Robert Denoël, éditeur

2005

 

Février

 

Parution aux Editions e-dite de la traduction française de la biographie romancée de Robert Denoël par Louise Staman. Due à Julien et Benjamin Guérif qui l'ont signée du pseudonyme Jean-François Delorme, elle s'écarte sensiblement de la version originale [voir 2002], notamment pour ce qui concerne le rôle occulte assigné par l'auteur à Gaston Gallimard.

 

   

Vitrine des Editions e-dite à Paris le 12 mai 2005  (photo Mike Staman)

En visite à Paris en décembre 2013 Louise Staman s'est (modérément) inquiétée du sort de son éditeur français : il avait mis la clé sous la porte.

Vitrine des Editions e-dite à Paris le 25 décembre 2013  (photo Mike Staman)

 

Le 10 : Décès d'Evelyne Pollet à Anvers.
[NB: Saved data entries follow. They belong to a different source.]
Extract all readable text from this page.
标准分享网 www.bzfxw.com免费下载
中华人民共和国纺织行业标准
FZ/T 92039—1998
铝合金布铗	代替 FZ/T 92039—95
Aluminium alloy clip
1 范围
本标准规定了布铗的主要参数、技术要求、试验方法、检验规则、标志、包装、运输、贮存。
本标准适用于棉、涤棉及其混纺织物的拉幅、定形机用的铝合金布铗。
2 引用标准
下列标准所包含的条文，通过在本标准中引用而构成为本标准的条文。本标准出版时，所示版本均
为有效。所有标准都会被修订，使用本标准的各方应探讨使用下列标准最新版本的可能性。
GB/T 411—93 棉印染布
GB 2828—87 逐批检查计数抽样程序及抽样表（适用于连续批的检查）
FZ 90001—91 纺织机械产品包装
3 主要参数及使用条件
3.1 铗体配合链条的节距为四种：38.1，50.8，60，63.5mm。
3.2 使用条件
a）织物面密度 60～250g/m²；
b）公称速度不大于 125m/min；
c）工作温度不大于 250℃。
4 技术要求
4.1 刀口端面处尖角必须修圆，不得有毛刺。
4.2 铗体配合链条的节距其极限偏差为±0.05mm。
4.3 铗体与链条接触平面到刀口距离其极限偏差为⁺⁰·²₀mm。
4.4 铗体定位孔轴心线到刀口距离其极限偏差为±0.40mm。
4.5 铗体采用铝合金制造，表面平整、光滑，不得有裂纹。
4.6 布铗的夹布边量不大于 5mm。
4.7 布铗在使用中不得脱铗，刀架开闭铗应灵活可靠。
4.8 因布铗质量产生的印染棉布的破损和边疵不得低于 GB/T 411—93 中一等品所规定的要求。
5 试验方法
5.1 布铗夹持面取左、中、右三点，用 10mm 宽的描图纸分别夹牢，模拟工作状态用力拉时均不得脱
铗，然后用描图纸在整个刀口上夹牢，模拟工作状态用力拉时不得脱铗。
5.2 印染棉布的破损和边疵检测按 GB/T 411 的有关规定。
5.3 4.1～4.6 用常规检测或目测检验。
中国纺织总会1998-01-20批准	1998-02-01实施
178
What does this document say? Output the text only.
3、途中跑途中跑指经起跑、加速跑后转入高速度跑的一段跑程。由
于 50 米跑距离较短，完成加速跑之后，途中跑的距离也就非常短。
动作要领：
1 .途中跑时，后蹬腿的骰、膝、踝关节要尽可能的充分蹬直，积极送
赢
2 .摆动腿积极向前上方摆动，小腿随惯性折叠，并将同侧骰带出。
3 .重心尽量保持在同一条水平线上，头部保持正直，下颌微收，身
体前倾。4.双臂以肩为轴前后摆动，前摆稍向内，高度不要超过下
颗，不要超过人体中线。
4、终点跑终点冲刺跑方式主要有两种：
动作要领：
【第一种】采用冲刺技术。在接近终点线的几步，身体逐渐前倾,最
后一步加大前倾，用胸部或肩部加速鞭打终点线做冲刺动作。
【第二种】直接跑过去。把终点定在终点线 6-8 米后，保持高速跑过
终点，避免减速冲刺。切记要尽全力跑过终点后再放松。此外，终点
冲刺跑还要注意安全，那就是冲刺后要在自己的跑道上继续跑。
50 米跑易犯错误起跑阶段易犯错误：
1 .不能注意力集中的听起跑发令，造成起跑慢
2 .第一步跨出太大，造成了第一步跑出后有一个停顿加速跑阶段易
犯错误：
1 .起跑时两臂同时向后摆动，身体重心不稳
Née le 12 août 1905 dans la même ville, elle avait publié son premier roman, La Bouée, à l'âge de dix-neuf ans. Elle devint en 1933 la maîtresse de Louis-Ferdinand Céline, à qui elle demanda à plusieurs reprises d'intercéder auprès de Robert Denoël pour qu'il publie différents manuscrits, sans succès.

  

                                      Evelyne Pollet en 1964                                                     Poème dédié à Louis-Ferdinand Céline, 1958

 

Ce n'est qu'en 1939 que Denoël accepta d'éditer Corps à corps, un roman qui ne parut, sous le titre de Primevères, qu'en septembre 1942. L'année suivante elle lui proposa Rencontres, un roman dont elle pensait, avec raison, qu'il était son meilleur livre et que, pour une raison inconnue, il n'eut pas le temps de mettre en chantier.

   

 

Le roman, qui transpose assez fidèlement la relation amoureuse d'Evelyne Pollet et de Louis-Ferdinand Céline, parut finalement à Bruxelles en 1956 sous le titre Escaliers.

 

Mars

 

Le 17 : Jean-Christophe Pichon, éditeur du livre de Louise Staman, participe à une émission radiophonique en direct du Salon du Livre à Paris, et présente l'ouvrage comme «un brûlot traitant de la période de la Collaboration et du monde de l'édition ».

 

Mai

 

Le 10 : « Voyage au bout d'une vie », émission radio d'Alexandre Héraud, Simon Guibert et Yvon Croizier sur France Culture, avec la participation de Louise Staman et de son éditeur, Jean-Christophe Pichon.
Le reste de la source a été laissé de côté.